Gordon Linkon, president of Midway, explained the situation. "We keep talking to the FAA," he said, "and ask them, 'How about this?' They say, 'We'll let you know later.' Meanwhile, we're going forward as if it's been approved; no one's said no. . . . But I can't start up service and not tell the world and not do some advertising; so we're sitting with high hopes and confidence, but some nervousness."
Republic Airlines, according to May, was planning "a couple of new routes into New York," but now can't get the slots because it had not announced its intentions before the strike. Whatever those routes were -- May isn't saying -- will not have the benefit of Republic competition.
New York Air was unable to start its New York-Louisville service out of LaGuardia because the strike came just as the service was to start. So New York Air moved its Louisville flights from LaGuardia to Newark and postponed, at least for a while, plans to start LaGuardia-Detroit service.
"We hear that American is going to leave LaGuardia-Buffalo to USAir," said Neal Meehan, president and general manager of New York Air. "We would love to run five trips a day between LaGuardia and Buffalo, but because of the controllers situation" the slots will not be available.

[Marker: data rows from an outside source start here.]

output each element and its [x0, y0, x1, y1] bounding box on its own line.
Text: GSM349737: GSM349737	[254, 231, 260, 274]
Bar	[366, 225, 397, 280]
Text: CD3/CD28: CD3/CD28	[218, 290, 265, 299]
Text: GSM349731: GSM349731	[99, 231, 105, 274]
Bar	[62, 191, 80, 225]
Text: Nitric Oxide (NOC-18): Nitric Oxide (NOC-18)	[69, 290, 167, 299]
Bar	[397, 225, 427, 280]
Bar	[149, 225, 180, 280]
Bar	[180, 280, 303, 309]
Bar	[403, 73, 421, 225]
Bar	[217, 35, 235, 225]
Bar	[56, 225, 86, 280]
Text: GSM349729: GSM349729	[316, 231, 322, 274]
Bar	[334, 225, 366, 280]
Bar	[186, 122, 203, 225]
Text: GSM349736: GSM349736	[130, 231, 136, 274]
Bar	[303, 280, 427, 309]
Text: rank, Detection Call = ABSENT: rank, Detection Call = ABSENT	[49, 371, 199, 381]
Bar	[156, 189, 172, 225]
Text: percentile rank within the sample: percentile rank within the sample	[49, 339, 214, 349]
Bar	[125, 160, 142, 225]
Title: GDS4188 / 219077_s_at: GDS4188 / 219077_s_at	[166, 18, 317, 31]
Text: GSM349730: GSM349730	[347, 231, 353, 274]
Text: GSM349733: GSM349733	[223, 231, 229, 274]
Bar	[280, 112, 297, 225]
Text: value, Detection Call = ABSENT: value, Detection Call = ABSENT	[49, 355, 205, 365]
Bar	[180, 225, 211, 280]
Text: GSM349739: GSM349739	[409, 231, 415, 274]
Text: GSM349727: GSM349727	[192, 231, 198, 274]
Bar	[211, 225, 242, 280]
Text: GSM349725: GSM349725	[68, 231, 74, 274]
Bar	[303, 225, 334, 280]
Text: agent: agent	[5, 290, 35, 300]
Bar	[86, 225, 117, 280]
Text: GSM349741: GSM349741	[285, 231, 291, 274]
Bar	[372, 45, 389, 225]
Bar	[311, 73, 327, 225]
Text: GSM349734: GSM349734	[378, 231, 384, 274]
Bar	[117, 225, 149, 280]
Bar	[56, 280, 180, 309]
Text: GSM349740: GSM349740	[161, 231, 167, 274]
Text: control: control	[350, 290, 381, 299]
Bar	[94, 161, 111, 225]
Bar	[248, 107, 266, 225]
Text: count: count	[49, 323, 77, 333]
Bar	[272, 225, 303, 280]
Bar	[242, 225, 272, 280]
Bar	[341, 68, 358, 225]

Edwin I. Colodny, USAir's president and chairman, said that in his view the impact of the controllers strike on airline competition will be temporary. "It may shape the timing of the changes the various carriers have in mind," he said, but he expects most of the changes to take place eventually.

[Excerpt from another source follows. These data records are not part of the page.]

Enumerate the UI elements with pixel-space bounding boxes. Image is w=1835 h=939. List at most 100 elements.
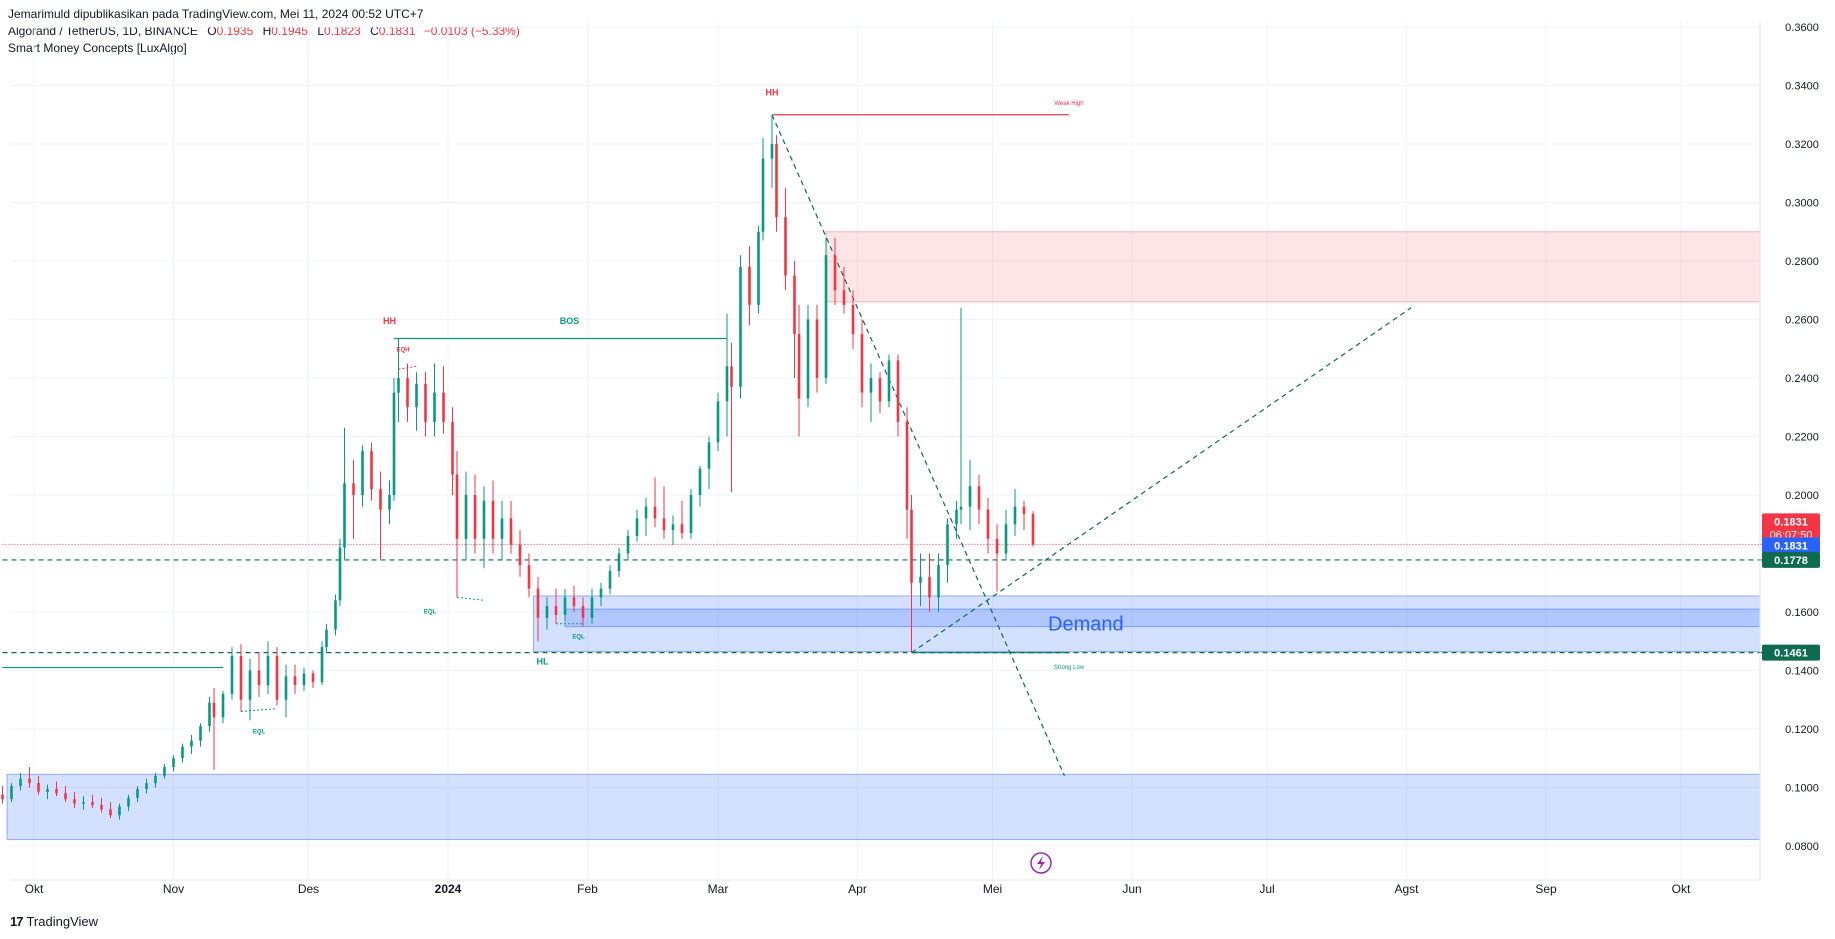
time-tick-label: 2024 [435,882,462,896]
candle-body [959,506,963,510]
candle-body [379,489,382,510]
price-axis[interactable]: 0.3600 0.3400 0.3200 0.3000 0.2800 0.2600 0.24… [1759,22,1819,880]
candle-body [37,783,40,792]
candle-body [1013,506,1017,525]
candle-body [617,553,621,572]
price-tick-label: 0.0800 [1785,841,1819,853]
downtrend-line [771,114,1066,777]
price-tick-label: 0.2600 [1785,315,1819,327]
candle-body [896,360,900,422]
candle-body [671,524,675,531]
candle-body [730,366,733,387]
candle-body [1022,506,1026,515]
candle-body [239,655,243,700]
candle-body [163,767,166,776]
candle-body [212,702,216,718]
candle-body [644,506,648,519]
tradingview-brand: TradingView [26,914,99,929]
structure-label: Weak High [1054,101,1083,107]
candle-body [343,483,346,548]
candle-body [370,451,373,490]
price-tick-label: 0.3200 [1785,139,1819,151]
candle-body [761,158,765,232]
candle-body [415,383,418,408]
candle-body [1004,524,1008,554]
price-tick-label: 0.3600 [1785,22,1819,34]
structure-label: EQL [424,609,437,615]
candle-body [599,588,603,598]
candle-body [392,392,396,495]
publisher-line: Jemarimuld dipublikasikan pada TradingVi… [8,7,424,21]
candle-body [581,606,585,618]
candle-body [199,726,202,741]
demand-zone [533,595,1761,652]
candle-body [748,266,751,305]
candle-body [860,334,864,393]
candle-body [716,401,720,443]
price-tick-label: 0.2000 [1785,490,1819,502]
candle-body [968,486,972,507]
candle-body [626,535,630,554]
demand-zone-label: Demand [1048,614,1124,636]
candle-body [100,805,103,810]
candle-body [527,565,531,589]
time-tick-label: Okt [1672,882,1691,896]
close-label: C [370,24,379,38]
eql-line [240,708,278,712]
time-axis[interactable]: Okt Nov Des 2024 Feb Mar Apr Mei Jun Jul Agst Sep Ok… [10,879,1760,896]
candle-body [311,673,315,683]
price-tag [1762,513,1820,542]
candle-body [662,518,666,531]
candle-body [955,509,958,525]
candle-body [28,778,31,784]
candle-body [946,524,949,566]
candle-body [887,360,891,402]
demand-zone [6,773,1761,841]
candle-body [572,597,576,607]
price-tick-label: 0.1200 [1785,724,1819,736]
candle-body [928,576,931,598]
candle-body [464,495,468,539]
candle-body [806,319,810,399]
candle-body [775,144,778,218]
candle-body [190,740,193,747]
candle-body [334,600,337,630]
price-tick-label: 0.1000 [1785,783,1819,795]
candle-body [406,378,409,408]
candle-body [500,518,504,539]
candle-body [19,778,22,787]
candle-body [815,319,819,378]
time-tick-label: Jun [1122,882,1141,896]
candle-body [172,758,175,768]
candle-body [275,655,279,700]
structure-lines [2,114,1780,777]
candle-body [338,547,342,601]
price-tick-label: 0.3400 [1785,81,1819,93]
candle-body [82,802,85,804]
structure-labels: HH Weak High HH BOS EQH EQL EQL HL EQL Strong Low [253,88,1085,736]
candle-body [352,483,355,495]
candle-body [91,802,94,806]
lightning-icon[interactable] [1030,852,1052,874]
time-tick-label: Sep [1535,882,1557,896]
demand-zone [564,608,1761,628]
candle-body [635,518,639,536]
indicator-name[interactable]: Smart Money Concepts [LuxAlgo] [8,41,187,55]
candle-body [869,378,873,393]
candle-body [590,597,594,618]
candle-body [509,518,513,545]
candle-body [698,468,702,495]
candle-body [563,597,567,615]
low-label: L [317,24,325,38]
structure-label: EQH [396,348,409,354]
candle-body [46,788,49,792]
candle-body [442,392,445,422]
candle-body [554,606,558,615]
candle-body [397,378,400,393]
price-tag [1762,644,1820,661]
candle-body [388,495,391,510]
candle-body [433,392,436,422]
candle-body [293,676,297,686]
candle-body [986,509,990,539]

"The government says it will try to preserve room for new entrants," Colodny said. "But it will be tougher for those who are trying to raise money" for airplanes if they are having trouble getting into airports. "Frankly," said Colodny, "that's the way it should be. You don't have an ideal competitive situation in a system that can't accommodate competition."
The New York problem is the most worrisome and the one that will probably take the longest to solve. It is the prime market for the airlines and it has five critical air traffic control facilities: towers at LaGuardia, Kennedy and Newark, a combined radar room that handles approaches and departures to all three of those airports, and a regional center that has substantial international as well as domestic responsibilities.
The Professional Air Traffic Controllers Organization locals were very strong in all those facilities; almost all the controllers went out and stayed out. There is no way the FAA can retrain new personnel for those towers in weeks; it will take months, maybe even two years to get back to full capacity. The big airlines, with more large planes, are better able to take advantage than the small ones. Eastern, for example, has lost some slots between LaGuardia and Boston for that leg of its shuttle, so it has simply put on four jumbo-jet A300s. New York Air is stuck with fewer flights and its smaller DC9s.
A similar situation exists in Chicago, but airlines are already figuring out how to work their connecting flights through places such as Milwaukee and Detroit, where the control situation is less severe.
In Washington, National Airport tower chief Harry Hubbard said he can handle all the traffic the rest of the system has been able to deliver to him. "We haven't had any delays because of problems here," Hubbard said. That doesn't mean, however, that people won't spend time sitting on the ground at National. FAA's flow control won't let their flights take off until they can get a direct no-holding-pattern route all the way to their destination.
The brightest picture is on the West Coast. Fewer controllers struck and weather does not usually present the control problems that it does in the Northeast.
"New entrants are at least being allowed to get their foot in the door," said analyst Joedicke. "But the strike will make it difficult for some of them to grow unless they can find some other markets."